The Meursault Investigation
Kamel Daoud tr. by John Cullen (Oneworld, 143pp, £8.99, Oldie price £8.54)
IN L’ETRANGER, Camus’s anti-hero Meursault murders an Algerian named only in the book as ‘the Arab’. The project of the Algerian journalist Kamel Daoud’s widely admired novel — it won the Goncourt first novel prize in France — is to re-approach the story from the Arab’s point of view. Narrated by the dead man’s brother, the book both gives him a name — Musa — and attempts to undo the dehumanising project of Camus by building his own story out of ‘the murderer’s words and expressions’, like ‘stones from the old houses the colonists left behind’. Against Camus’s existentialism, Daoud pits the complexities of colonial history, racial identity and religious faith.

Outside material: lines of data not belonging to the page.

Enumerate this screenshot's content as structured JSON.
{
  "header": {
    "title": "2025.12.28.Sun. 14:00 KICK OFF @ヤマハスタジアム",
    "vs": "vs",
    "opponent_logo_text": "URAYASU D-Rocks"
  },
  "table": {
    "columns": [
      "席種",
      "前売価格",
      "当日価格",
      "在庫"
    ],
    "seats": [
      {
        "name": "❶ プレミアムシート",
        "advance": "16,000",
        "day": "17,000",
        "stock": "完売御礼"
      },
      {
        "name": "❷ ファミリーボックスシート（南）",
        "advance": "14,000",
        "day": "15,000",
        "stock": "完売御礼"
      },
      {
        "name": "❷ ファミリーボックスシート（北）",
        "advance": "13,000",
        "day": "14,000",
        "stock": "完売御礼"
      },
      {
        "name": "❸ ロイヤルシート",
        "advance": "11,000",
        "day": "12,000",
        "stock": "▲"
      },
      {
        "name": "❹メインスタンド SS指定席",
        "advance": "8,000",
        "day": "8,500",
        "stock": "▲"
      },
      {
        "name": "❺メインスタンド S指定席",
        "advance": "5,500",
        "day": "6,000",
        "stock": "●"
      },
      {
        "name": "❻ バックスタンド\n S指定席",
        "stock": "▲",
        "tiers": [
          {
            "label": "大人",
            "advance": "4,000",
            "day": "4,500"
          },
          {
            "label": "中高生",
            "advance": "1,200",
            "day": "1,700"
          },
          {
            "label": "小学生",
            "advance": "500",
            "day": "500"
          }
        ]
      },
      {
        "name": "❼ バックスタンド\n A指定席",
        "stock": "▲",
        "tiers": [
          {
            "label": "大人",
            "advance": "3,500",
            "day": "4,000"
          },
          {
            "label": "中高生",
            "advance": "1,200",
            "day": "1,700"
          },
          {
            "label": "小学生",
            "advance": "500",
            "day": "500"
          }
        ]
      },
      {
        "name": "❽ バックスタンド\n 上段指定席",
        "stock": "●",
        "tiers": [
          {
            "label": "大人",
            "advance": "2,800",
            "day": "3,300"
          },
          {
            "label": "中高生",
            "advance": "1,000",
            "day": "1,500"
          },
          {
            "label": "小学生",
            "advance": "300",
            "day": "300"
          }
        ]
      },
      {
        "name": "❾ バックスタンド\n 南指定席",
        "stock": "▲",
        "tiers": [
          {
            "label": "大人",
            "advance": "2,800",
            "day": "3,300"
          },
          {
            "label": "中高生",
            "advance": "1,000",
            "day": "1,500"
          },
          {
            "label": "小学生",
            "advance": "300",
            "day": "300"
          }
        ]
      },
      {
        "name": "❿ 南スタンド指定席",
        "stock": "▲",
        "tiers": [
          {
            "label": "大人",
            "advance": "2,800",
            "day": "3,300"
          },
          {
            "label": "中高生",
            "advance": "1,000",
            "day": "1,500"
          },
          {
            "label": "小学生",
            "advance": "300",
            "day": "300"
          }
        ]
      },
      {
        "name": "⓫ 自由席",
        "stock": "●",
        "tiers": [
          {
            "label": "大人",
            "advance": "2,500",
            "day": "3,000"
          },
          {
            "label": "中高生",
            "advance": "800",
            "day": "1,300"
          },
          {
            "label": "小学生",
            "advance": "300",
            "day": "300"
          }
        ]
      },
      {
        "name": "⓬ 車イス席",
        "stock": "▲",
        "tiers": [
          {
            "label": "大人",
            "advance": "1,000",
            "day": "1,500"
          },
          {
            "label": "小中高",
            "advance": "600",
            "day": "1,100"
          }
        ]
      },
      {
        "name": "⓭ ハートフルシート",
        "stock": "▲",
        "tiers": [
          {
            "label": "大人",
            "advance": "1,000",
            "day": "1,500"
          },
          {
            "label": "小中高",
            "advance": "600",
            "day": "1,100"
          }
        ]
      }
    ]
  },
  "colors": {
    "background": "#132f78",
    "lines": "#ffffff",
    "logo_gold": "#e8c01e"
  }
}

‘Daoud gives us the perspective of the dead man’s brother; the unnamed victim is no longer a cipher in an existentialist drama, but a person who can and must be mourned,’ found the FT’S Azadeh Moaveni. ‘Daoud executes this enormous task nimbly, but there is far more to his book than a clever deconstruction of a canonical novel. The Meursault Investigation is also a meditation on bereavement and a lament for the growing hold of conservative Islam on post-independence Algeria. That a cleric in Algeria last year called Daoud an apostate and demanded his execution only underscores the fragility of the Algeria he writes about with such passion.’
‘Where Camus’s vision is cold and stripped of emotion, Daoud’s is sensuous, comical and passionate,’ enthused Robin Yassin-kassab in the Guardian: ‘For its incandescence, its precision of phrase and description, and its cross-cultural significance, The Meursault Investigation is an instant classic.’
Fiona Wilson in the Times was scarcely less impressed: ‘How easily this could have become a po-faced pretentious literary exercise. Instead we have a clever and suspenseful work that is a masterpiece in its own right.’